Tras décadas observando la compleja geopolítica del Mediterráneo, he sido testigo de cómo las misiones de ayuda humanitaria a Gaza suelen convertirse en campos de prueba para tácticas de desgaste. La noticia del ataque con drones a la Flotilla Global Sumud no es un hecho aislado; es un capítulo más en un patrón recurrente donde la disuasión se ejerce en la línea difusa que separa la seguridad de la provocación. La experiencia me ha enseñado que cuando las comunicaciones fallan de forma tan generalizada y aparecen artefactos no identificados, estamos ante una operación planificada para generar caos controlado, no un incidente fortuito.
Los reportes de al menos 13 explosiones y daños en las embarcaciones, sin víctimas que lamentar, reflejan una estrategia calculada de intimidación. He visto esto antes: el objetivo no es necesariamente causar bajas humanas, sino enviar un mensaje contundente de que el paso no será tolerado. La inmediata respuesta de Italia y España, desplegando la fragata Fasan y un patrullero respectivamente, subraya la gravedad del incidente. En mi carrera, he aprendido que cuando las marinas de guerra europeas se movilizan de forma preventiva, es porque se han sobrepasado líneas rojas del derecho internacional marítimo. La declaración del ministro italiano de Defensa, Guido Crosetto, sobre la protección de las protestas pacíficas, es un principio que, en la práctica, a menudo choca con realidades geopolíticas mucho más ásperas.

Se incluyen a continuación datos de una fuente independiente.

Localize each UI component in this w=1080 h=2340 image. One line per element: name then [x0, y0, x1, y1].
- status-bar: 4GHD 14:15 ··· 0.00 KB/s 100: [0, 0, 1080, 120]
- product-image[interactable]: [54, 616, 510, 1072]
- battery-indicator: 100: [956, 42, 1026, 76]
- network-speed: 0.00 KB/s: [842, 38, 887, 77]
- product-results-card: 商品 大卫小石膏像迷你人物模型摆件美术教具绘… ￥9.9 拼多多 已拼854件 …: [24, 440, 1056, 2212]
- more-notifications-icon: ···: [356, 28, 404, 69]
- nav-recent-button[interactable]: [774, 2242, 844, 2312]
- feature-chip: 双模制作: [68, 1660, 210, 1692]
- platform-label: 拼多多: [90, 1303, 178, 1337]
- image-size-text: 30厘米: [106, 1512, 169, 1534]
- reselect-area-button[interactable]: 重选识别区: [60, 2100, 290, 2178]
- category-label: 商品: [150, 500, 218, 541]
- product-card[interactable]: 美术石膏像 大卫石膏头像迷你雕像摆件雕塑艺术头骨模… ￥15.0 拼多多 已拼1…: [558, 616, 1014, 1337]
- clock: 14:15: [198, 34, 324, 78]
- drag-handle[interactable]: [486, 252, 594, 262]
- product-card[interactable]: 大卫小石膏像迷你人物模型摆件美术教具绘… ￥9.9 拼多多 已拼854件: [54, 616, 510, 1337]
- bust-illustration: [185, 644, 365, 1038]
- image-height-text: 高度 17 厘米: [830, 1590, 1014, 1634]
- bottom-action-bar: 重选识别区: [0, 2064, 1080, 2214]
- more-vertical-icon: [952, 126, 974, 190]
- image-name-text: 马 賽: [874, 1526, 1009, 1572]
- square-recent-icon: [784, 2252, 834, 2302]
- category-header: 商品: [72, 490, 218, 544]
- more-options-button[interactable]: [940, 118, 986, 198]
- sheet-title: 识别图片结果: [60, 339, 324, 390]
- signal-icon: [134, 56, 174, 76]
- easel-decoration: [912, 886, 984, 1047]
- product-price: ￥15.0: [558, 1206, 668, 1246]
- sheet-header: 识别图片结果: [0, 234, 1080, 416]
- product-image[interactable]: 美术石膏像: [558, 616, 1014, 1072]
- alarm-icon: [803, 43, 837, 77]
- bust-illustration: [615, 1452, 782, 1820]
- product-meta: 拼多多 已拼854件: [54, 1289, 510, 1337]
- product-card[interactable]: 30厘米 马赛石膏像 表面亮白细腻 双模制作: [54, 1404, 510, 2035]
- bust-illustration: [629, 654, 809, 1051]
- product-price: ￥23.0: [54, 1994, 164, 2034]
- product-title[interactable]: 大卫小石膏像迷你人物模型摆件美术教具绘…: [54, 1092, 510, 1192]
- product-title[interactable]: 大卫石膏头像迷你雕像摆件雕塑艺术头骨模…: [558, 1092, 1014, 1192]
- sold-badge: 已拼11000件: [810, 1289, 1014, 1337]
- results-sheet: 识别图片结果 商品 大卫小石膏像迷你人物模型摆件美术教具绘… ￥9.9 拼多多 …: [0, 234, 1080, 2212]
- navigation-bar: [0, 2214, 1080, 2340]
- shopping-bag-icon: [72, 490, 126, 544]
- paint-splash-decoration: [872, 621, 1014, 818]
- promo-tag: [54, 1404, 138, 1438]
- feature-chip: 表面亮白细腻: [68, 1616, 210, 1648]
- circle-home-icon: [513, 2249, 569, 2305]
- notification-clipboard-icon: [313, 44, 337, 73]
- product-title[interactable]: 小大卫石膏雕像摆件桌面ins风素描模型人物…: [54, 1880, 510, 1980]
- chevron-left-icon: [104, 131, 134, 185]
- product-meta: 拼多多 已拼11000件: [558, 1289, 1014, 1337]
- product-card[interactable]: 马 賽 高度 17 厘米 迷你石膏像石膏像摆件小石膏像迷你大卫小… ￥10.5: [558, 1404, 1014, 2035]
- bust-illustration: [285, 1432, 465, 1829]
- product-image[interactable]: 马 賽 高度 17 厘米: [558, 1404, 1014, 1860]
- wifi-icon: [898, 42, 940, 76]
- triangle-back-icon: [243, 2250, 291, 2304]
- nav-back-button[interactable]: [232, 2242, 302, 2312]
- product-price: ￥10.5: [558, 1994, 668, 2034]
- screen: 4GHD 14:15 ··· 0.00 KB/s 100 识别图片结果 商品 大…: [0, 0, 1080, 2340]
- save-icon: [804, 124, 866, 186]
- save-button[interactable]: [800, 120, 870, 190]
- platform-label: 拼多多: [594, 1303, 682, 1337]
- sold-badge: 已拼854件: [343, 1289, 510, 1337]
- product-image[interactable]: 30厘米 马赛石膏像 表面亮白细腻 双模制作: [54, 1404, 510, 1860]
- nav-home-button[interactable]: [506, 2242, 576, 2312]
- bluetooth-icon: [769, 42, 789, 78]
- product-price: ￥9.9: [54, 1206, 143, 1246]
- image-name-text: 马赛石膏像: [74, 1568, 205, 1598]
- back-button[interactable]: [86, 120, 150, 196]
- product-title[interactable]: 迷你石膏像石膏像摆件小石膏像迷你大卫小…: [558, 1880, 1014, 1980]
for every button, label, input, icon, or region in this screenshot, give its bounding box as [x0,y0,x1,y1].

El llamado de la activista Greta Thunberg a no desviar la atención de la crisis en Gaza es acertado, pero desde la experiencia, sé que la seguridad de los activistas es inseparable del mensaje. El relato de Simone Zambrin sobre los daños en las velas y la audición de los tripulantes, sumado a la interferencia en las radios VHF con música de ABBA —un detalle casi surrealista—, son tácticas de guerra psicológica que buscan minar la moral. He comprobado que este tipo de acciones, aparentemente menores, pueden ser tan efectivas como un ataque directo para desestabilizar una misión.

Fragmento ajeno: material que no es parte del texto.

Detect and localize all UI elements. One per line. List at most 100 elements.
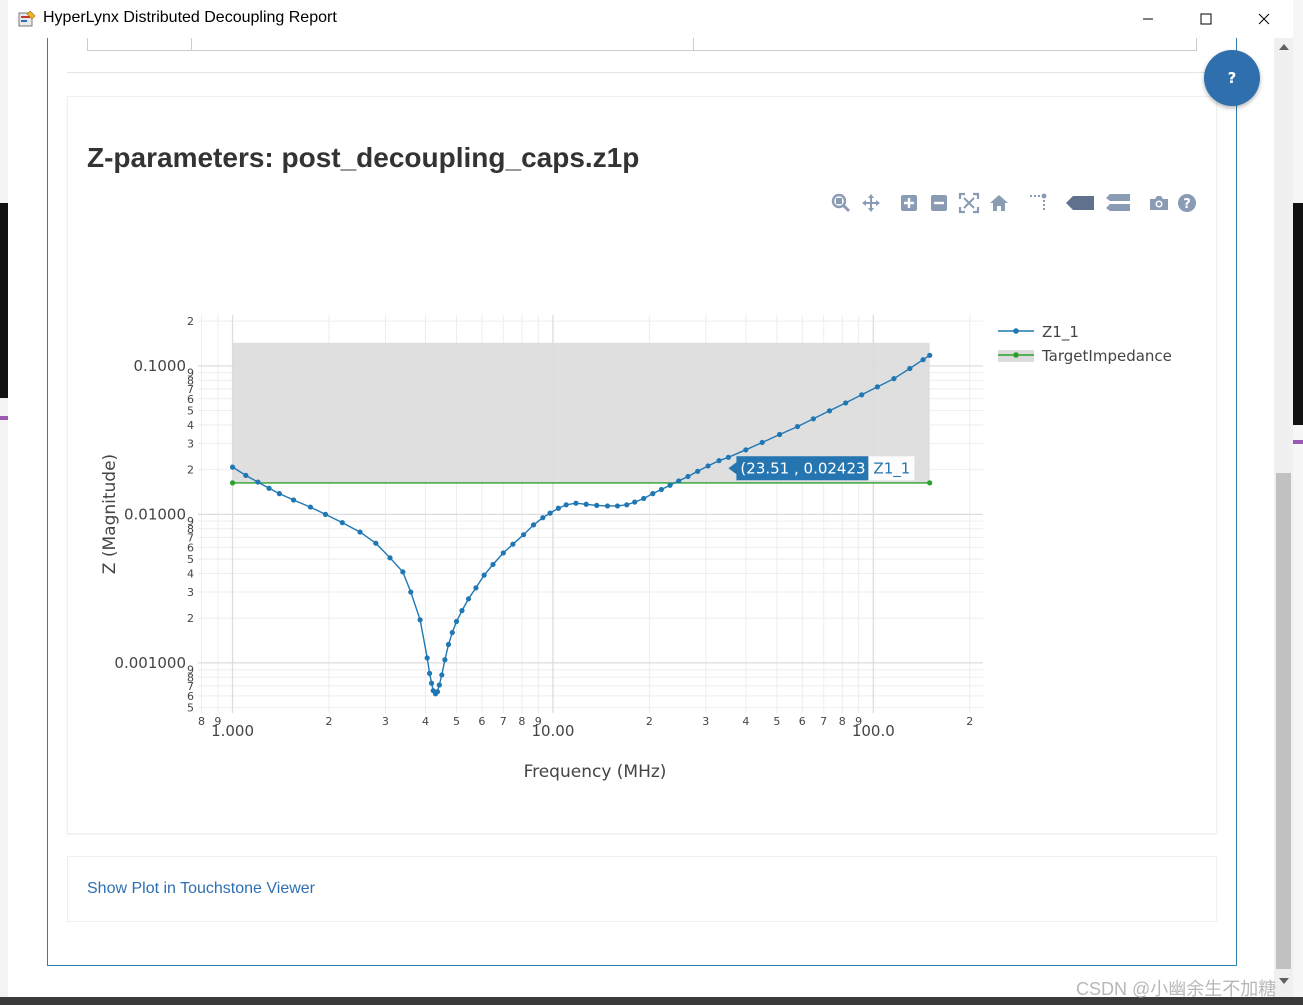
y-tick-label-minor: 2 bbox=[187, 315, 194, 328]
data-point-z1-1 bbox=[490, 561, 496, 568]
data-point-z1-1 bbox=[307, 504, 314, 510]
data-point-z1-1 bbox=[521, 532, 527, 538]
y-tick-label-major: 0.001000 bbox=[114, 654, 186, 672]
data-point-z1-1 bbox=[614, 503, 621, 509]
x-axis-title: Frequency (MHz) bbox=[524, 762, 667, 782]
window-title: HyperLynx Distributed Decoupling Report bbox=[43, 9, 337, 26]
y-tick-label-minor: 5 bbox=[187, 553, 194, 566]
data-point-z1-1 bbox=[243, 472, 249, 479]
data-point-z1-1 bbox=[322, 511, 329, 517]
data-point-z1-1 bbox=[276, 491, 282, 497]
data-point-z1-1 bbox=[859, 392, 865, 398]
data-point-z1-1 bbox=[266, 485, 272, 491]
x-tick-label-major: 100.0 bbox=[852, 722, 895, 740]
y-tick-label-major: 0.01000 bbox=[124, 505, 186, 523]
data-point-targetimpedance bbox=[229, 480, 236, 486]
reset-axes-button[interactable] bbox=[988, 192, 1010, 214]
scroll-down-arrow[interactable] bbox=[1279, 978, 1289, 984]
zoom-out-button[interactable] bbox=[928, 192, 950, 214]
table-column-divider bbox=[693, 38, 694, 50]
hover-tooltip: (23.51 , 0.02423 ) Z1_1 bbox=[728, 456, 915, 481]
data-point-z1-1 bbox=[473, 585, 479, 591]
data-point-z1-1 bbox=[874, 384, 881, 390]
x-tick-label-major: 10.00 bbox=[531, 722, 574, 740]
data-point-z1-1 bbox=[442, 657, 448, 663]
background-dark-panel bbox=[1293, 203, 1303, 425]
data-point-z1-1 bbox=[794, 423, 801, 430]
legend-label-z1-1: Z1_1 bbox=[1042, 323, 1079, 342]
data-point-z1-1 bbox=[540, 515, 546, 521]
data-point-z1-1 bbox=[465, 596, 472, 602]
close-icon bbox=[1258, 13, 1270, 25]
spike-lines-button[interactable] bbox=[1026, 192, 1048, 214]
data-point-z1-1 bbox=[624, 502, 630, 508]
legend-item-target-impedance[interactable]: TargetImpedance bbox=[998, 347, 1172, 365]
pan-button[interactable] bbox=[860, 192, 882, 214]
x-tick-label-minor: 8 bbox=[198, 715, 205, 728]
hover-compare-button[interactable] bbox=[1104, 192, 1132, 214]
data-point-z1-1 bbox=[826, 408, 833, 414]
data-point-z1-1 bbox=[676, 478, 682, 484]
maximize-button[interactable] bbox=[1177, 0, 1235, 38]
data-point-z1-1 bbox=[777, 431, 783, 438]
data-point-z1-1 bbox=[891, 376, 897, 382]
zoom-in-icon bbox=[901, 195, 917, 211]
touchstone-viewer-link[interactable]: Show Plot in Touchstone Viewer bbox=[87, 880, 315, 898]
y-tick-label-minor: 5 bbox=[187, 702, 194, 715]
data-point-z1-1 bbox=[604, 503, 611, 509]
x-tick-label-minor: 3 bbox=[702, 715, 709, 728]
data-point-z1-1 bbox=[481, 572, 487, 578]
close-button[interactable] bbox=[1235, 0, 1293, 38]
scrollbar-thumb[interactable] bbox=[1276, 473, 1291, 969]
zoom-in-button[interactable] bbox=[898, 192, 920, 214]
data-point-z1-1 bbox=[667, 482, 673, 488]
data-point-z1-1 bbox=[920, 357, 926, 363]
data-point-z1-1 bbox=[426, 670, 433, 676]
data-point-z1-1 bbox=[743, 447, 749, 453]
x-tick-label-minor: 2 bbox=[646, 715, 653, 728]
title-bar: HyperLynx Distributed Decoupling Report bbox=[8, 0, 1293, 38]
minimize-button[interactable] bbox=[1119, 0, 1177, 38]
app-icon bbox=[18, 10, 36, 27]
legend-marker-target bbox=[1013, 352, 1019, 358]
data-point-z1-1 bbox=[453, 618, 460, 625]
legend-item-z1-1[interactable]: Z1_1 bbox=[998, 323, 1079, 342]
data-point-z1-1 bbox=[428, 680, 435, 686]
legend-marker-z1-1 bbox=[1013, 328, 1019, 334]
autoscale-button[interactable] bbox=[958, 192, 980, 214]
data-point-z1-1 bbox=[436, 682, 442, 688]
hover-closest-icon bbox=[1066, 196, 1094, 210]
data-point-z1-1 bbox=[339, 520, 345, 526]
plot-title: Z-parameters: post_decoupling_caps.z1p bbox=[87, 142, 640, 173]
data-point-z1-1 bbox=[563, 502, 569, 508]
download-png-button[interactable] bbox=[1148, 192, 1170, 214]
data-point-z1-1 bbox=[650, 491, 656, 497]
spike-lines-icon bbox=[1030, 193, 1047, 210]
data-point-z1-1 bbox=[705, 463, 711, 469]
background-accent-mark bbox=[0, 416, 8, 420]
scroll-up-arrow[interactable] bbox=[1279, 44, 1289, 50]
y-tick-label-minor: 5 bbox=[187, 405, 194, 418]
data-point-z1-1 bbox=[434, 689, 441, 695]
data-point-z1-1 bbox=[547, 510, 553, 516]
impedance-chart[interactable]: 8 9 2 3 4 5 6 7 8 9 2 3 4 5 6 7 8 9 21.000 10.00 100.0298765… bbox=[87, 290, 1207, 790]
x-tick-label-minor: 7 bbox=[500, 715, 507, 728]
data-point-z1-1 bbox=[400, 569, 406, 575]
help-button[interactable]: ? bbox=[1204, 50, 1260, 106]
background-window-right bbox=[1293, 0, 1303, 1005]
x-tick-label-minor: 4 bbox=[742, 715, 749, 728]
chart-legend: Z1_1 TargetImpedance bbox=[998, 323, 1172, 365]
data-point-z1-1 bbox=[373, 540, 379, 546]
data-point-z1-1 bbox=[229, 464, 236, 470]
y-tick-label-minor: 4 bbox=[187, 419, 194, 432]
background-window-left bbox=[0, 0, 8, 1005]
tooltip-coords: (23.51 , 0.02423 ) bbox=[740, 459, 876, 477]
plot-help-button[interactable]: ? bbox=[1176, 192, 1198, 214]
vertical-scrollbar[interactable] bbox=[1274, 38, 1293, 997]
data-point-z1-1 bbox=[510, 541, 516, 547]
hover-closest-button[interactable] bbox=[1064, 192, 1096, 214]
data-point-z1-1 bbox=[716, 458, 722, 464]
tooltip-series-name: Z1_1 bbox=[873, 459, 910, 478]
x-tick-label-minor: 5 bbox=[773, 715, 780, 728]
zoom-button[interactable] bbox=[830, 192, 852, 214]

La acusación de Israel sobre vínculos con Hamás y la oferta de descargar la ayuda en Ashkelon es un guion que se repite. La historia, incluyendo el trágico asalto al Mavi Marmara en 2010 donde murieron diez activistas, demuestra la férrea determinación israelí de mantener el bloqueo. La advertencia de la Unión Europea y el llamado a una investigación por parte de la ONU son respuestas esperadas, pero la verdadera prueba, como he visto una y otra vez, estará en las acciones concretas que sigan y en la presión diplomática real que se ejerza. La saturación de los sistemas del Ministerio de Exteriores italiano con un bombardeo de correos es un recordatorio de cómo el activismo digital y el conflicto físico están hoy inextricablemente unidos.
La flotilla, con su carga simbólica, navega en aguas mucho más profundas que las del Mediterráneo. Navega en las turbulentas corrientes de un conflicto que ha costado decenas de miles de vidas y ha sumido a la Ciudad de Gaza en la hambruna. Este último intento de romper el bloqueo, el más ambicioso en años, evidencia que la crisis humanitaria ha alcanzado un punto donde la desesperación impulsa acciones de alto riesgo. La lección más dura que me ha dejado este conflicto es que, sin una voluntad política genuina de abordar las causas raíz, las flotillas de ayuda, por valientes que sean, seguirán siendo un paliativo temporal en un mar de sufrimiento perpetuo.